You are required to keep FSVP records, but are not required to send them to FDA unless FDA requests, in writing, that you send your records (see 21 CFR 1.512(b)(5)(ii)(C)). (FDA may also request you to make your records available for inspection and copying at your place of business (see 21 CFR 1.512(b)(5)(ii)(A)).
As specified in 21 CFR 1.512(b)(5)(i)(A), you must keep FSVP records as original records, true copies (such as photocopies, pictures, scanned copies, microfilm, microfiche, or other accurate reproductions of the original records), or electronic records. You must sign and date your records upon initial completion and upon any modification (21 CFR 1.512(b)(5)(i)(B)). All required records must be legible and stored to prevent deterioration or loss (21 CFR 1.512(b)(5)(i)(C)).

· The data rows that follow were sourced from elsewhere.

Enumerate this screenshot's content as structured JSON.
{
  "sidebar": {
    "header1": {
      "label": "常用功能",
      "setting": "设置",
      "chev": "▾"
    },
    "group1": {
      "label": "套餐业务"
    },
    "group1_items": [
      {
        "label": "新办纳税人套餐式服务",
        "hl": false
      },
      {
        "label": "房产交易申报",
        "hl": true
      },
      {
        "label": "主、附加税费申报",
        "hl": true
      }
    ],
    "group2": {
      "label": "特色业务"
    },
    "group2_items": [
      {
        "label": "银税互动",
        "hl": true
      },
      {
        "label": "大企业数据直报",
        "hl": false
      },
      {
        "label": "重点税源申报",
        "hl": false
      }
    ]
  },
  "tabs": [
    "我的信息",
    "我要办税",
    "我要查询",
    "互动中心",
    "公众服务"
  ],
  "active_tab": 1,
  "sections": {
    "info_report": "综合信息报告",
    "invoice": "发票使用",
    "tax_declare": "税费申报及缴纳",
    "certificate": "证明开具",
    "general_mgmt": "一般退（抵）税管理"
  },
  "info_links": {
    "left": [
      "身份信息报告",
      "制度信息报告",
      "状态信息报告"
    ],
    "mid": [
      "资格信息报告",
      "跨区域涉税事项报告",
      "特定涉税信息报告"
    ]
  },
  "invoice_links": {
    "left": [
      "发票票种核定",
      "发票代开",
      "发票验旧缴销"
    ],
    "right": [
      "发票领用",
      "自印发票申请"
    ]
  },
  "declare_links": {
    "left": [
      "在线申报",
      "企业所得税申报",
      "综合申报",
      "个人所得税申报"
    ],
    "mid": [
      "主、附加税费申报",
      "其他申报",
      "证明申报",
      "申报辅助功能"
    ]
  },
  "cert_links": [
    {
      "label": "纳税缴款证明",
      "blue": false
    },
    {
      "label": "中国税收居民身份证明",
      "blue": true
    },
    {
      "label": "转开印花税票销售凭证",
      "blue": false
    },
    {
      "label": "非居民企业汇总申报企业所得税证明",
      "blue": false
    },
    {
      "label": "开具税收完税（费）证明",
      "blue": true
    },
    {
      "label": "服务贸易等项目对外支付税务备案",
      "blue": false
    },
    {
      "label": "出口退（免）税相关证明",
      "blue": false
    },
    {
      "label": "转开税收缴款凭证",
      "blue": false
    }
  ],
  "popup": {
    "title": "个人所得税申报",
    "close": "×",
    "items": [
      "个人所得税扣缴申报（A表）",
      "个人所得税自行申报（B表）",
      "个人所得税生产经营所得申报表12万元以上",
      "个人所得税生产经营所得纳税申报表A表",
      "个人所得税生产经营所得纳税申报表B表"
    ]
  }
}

If requested, you must make all records required under this subpart (21 CFR 1.510) available promptly to an authorized FDA representative for inspection and copying. Upon FDA request, you must provide an English translation of records maintained in a language other than English within a reasonable time (21 CFR 1.512(b)(5)(ii)(A)).
Offsite storage of records, including records maintained by other entities in accordance with the FSVP regulation, is permitted if the records can be retrieved and provided onsite within 24 hours of request for official review. Electronic records are onsite if they are accessible from an onsite location. (see 21 CFR 1.512(b)(5)(ii)(B))
If requested in writing by FDA, you must send records to the Agency electronically, or through another means that delivers the records promptly, rather than making the records available for review at your place of business (21 CFR 1.512(b)(5)(ii)(C)).